L’idée nous vient soudain que la hiérarchie des items représentés – les objets / le carton – n’est pas nécessairement celle qu’on pense ni même si cette hiérarchie est une distinction bien pertinente. Pourquoi, après tout, ne pas voir dans l’exposition des objets sur le carton la raison d’être de ce dernier ? L’hyperréaliste gaufrage dudit carton, en effet, est un stupéfiant « morceau de peinture ». Sans doute, n’est-il pas inutile d’ajouter que le mot giro signifiant « tour » en italien, imprimé sur le paquet, dit peut-être que la hiérarchie signalée il y a un instant est renversable : la lettre O de giro n’est-elle pas, à cet égard, en train de rouler sur elle-même ?
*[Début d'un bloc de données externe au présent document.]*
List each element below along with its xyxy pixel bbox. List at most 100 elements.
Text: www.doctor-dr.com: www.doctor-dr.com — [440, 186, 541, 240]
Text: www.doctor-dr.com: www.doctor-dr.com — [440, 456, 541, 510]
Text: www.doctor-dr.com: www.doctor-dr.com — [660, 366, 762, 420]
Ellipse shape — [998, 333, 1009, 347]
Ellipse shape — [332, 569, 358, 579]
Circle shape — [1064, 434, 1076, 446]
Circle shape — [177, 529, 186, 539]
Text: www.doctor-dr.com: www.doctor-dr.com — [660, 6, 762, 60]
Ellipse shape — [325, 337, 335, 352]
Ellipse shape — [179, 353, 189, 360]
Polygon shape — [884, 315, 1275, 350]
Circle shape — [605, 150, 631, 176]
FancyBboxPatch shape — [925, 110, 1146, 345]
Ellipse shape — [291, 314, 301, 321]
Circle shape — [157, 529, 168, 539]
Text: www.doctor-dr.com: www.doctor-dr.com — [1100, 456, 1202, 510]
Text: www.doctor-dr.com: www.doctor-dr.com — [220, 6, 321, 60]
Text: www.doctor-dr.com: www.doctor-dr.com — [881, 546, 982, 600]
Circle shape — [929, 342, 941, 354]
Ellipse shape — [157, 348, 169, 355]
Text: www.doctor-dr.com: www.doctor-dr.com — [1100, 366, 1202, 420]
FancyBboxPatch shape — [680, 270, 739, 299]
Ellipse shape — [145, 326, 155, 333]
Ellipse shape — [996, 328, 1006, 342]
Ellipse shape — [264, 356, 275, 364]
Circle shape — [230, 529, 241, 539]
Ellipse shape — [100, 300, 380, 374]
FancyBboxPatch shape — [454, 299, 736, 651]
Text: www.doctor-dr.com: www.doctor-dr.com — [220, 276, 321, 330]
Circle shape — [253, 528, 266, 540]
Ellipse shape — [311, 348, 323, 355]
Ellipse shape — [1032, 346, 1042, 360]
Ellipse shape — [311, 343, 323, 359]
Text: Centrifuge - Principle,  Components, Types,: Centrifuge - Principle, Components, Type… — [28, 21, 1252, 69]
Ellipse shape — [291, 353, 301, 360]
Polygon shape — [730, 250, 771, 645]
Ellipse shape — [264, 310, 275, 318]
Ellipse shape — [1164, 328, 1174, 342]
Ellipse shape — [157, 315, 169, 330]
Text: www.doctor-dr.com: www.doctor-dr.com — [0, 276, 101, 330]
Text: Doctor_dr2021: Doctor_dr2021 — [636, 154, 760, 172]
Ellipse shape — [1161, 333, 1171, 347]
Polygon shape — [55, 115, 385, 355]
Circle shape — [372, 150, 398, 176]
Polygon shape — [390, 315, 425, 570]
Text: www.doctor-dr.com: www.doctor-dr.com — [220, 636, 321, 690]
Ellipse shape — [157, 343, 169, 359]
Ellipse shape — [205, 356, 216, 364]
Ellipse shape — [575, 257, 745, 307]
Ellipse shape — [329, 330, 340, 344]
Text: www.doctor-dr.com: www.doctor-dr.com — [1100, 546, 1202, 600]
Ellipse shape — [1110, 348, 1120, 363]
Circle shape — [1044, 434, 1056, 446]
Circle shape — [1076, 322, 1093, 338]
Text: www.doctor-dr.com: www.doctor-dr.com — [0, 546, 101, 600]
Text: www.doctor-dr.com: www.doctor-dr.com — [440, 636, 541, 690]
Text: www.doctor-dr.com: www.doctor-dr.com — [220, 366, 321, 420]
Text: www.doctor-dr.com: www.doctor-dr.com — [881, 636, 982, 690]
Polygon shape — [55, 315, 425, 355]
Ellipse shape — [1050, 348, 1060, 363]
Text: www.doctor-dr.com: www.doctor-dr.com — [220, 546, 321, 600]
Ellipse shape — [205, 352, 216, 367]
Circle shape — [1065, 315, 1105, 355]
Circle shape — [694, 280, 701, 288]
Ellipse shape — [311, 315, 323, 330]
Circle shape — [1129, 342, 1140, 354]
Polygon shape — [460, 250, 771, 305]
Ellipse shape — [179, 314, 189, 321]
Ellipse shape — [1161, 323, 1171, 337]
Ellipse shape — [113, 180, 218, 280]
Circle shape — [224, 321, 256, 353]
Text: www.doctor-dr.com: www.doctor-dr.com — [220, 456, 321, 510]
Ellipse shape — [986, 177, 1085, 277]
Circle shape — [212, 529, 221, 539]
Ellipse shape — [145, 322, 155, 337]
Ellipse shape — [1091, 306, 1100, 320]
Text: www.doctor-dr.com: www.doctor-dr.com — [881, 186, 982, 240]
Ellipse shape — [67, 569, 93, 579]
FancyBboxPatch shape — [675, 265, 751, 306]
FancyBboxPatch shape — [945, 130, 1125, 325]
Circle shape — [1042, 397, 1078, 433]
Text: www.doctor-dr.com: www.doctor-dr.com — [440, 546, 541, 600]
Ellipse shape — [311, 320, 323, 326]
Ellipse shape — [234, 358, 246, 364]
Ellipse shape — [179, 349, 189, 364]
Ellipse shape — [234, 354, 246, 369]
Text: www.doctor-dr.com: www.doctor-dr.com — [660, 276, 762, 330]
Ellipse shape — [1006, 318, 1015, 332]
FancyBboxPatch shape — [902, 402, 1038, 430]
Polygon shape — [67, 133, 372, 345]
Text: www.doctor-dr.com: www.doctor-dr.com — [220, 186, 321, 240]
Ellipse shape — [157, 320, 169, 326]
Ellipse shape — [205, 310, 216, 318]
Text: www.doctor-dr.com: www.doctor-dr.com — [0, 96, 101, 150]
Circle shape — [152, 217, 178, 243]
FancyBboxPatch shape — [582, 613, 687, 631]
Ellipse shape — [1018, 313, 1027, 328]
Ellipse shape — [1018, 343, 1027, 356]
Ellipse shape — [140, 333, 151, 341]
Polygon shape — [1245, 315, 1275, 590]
Ce bric-à-brac (qui est au cercle domestique ce que la banlieue est à la ville chez Léo Heinquet) nous charme pour d’autres raisons encore. Bien que contemporain, on dirait que le modeste arrière monde d’Eva Kunze se trouve recouvert d’une fine pellicule de poussière. Comme si cet « ici et maintenant » n’avait pu être fixé qu’au prix d’une atténuation de sa vitalité. Ce qui est le propre d’une visée « méta-physique ». La discrétion remarquable de ce petit désordre d’objets baignant dans la lumière spéciale d’un recoin rappelle, il est vrai, certaines vanités de l’âge baroque. L’éloquence de notre artiste vise juste : la « vie coite » qu’elle nous offre a l’intensité basse des euphémismes.

La fragile beauté du monde dans trois fois rien.